The subjects with Bipolar Disorder in this case, as well as those diagnosed with Schizophrenia, compared with healthy controls, show less activation of the amygdala, of the bilateral superior temporal gyrus, of the hippocampus hook and of the lower right frontal gyrus, during passive listening of vocal intonation conveying a clearly emotional content, as well as an increase in neurofunctional activation in the upper left temporal gyrus during the processing of unfiltered emotional prosodic stimulus. The fact that there is no activation in the prefrontal and temporal areas of the right hemisphere, essential for the recognition function of the prosody with emotional content, suggests a compromise, at a neural level, in the ability to process this stimulus ( Mitchell et al., 2004).
To date, there are no studies regarding the influence of mood, pharmacotherapy treatment, age and history of disease on the neural response in developing prosodic stimuli with emotional content, for which the subject deserves further study.

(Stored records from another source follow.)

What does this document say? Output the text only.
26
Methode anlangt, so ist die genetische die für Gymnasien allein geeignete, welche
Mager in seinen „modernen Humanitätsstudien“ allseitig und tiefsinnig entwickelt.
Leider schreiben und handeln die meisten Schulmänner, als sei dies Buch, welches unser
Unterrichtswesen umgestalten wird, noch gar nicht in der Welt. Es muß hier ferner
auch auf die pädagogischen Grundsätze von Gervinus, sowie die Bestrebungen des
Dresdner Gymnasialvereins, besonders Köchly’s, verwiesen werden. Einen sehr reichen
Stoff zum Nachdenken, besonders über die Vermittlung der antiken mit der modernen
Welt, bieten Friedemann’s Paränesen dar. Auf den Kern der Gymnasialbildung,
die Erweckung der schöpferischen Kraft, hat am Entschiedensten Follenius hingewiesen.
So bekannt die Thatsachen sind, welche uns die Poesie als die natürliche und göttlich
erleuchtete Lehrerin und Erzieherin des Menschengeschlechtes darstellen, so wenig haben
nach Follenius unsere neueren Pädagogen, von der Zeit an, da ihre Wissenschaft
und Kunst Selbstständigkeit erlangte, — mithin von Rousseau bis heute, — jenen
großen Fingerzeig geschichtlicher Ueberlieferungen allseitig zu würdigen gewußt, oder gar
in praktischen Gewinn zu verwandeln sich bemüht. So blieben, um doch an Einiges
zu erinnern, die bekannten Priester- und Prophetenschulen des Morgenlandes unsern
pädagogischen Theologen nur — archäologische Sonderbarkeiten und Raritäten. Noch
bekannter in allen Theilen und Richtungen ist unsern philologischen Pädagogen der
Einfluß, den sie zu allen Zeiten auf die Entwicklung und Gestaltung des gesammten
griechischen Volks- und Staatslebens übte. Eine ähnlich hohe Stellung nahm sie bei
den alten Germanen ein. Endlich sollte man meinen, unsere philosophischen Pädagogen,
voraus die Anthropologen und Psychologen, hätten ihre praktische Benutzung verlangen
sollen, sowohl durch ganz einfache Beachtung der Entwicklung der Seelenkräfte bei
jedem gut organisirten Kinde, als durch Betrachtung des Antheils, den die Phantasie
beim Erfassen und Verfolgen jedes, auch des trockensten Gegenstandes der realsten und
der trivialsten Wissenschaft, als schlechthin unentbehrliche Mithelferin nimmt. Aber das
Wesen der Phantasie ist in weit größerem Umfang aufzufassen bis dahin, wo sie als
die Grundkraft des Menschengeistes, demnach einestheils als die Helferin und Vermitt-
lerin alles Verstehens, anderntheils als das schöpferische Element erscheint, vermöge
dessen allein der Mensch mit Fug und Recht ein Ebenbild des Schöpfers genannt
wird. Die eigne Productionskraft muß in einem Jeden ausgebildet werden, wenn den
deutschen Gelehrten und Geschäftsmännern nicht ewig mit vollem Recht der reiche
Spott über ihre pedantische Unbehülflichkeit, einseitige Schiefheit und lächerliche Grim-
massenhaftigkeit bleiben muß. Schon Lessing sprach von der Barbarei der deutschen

From our point of view, understanding these aspects would be very important since a good overall functioning of the patient, including the social dimension, a fundamental aspect that affects the life of each of us from both an emotional and professional point of view, is directly linked to quality of perceived life and the likelihood of relapsing into a new episode of mood. Starting to consider Social Cognition skills (Couture, Penn and Roberts, 2006), including those conveyed by prosody, could therefore be very useful in the psychotherapy work with people with Mood Disorders, to try to evaluate and improve the overall functioning of the person and, in this way, to prevent relapse as much as possible which, in turn, as known, leads to greater compromises in several respects. In fact, given the psychopathological complexity of these disorders, it is now necessary to carry out an evaluation and planning of the evidence-based intervention that does not disregard the person’s epigenetic path.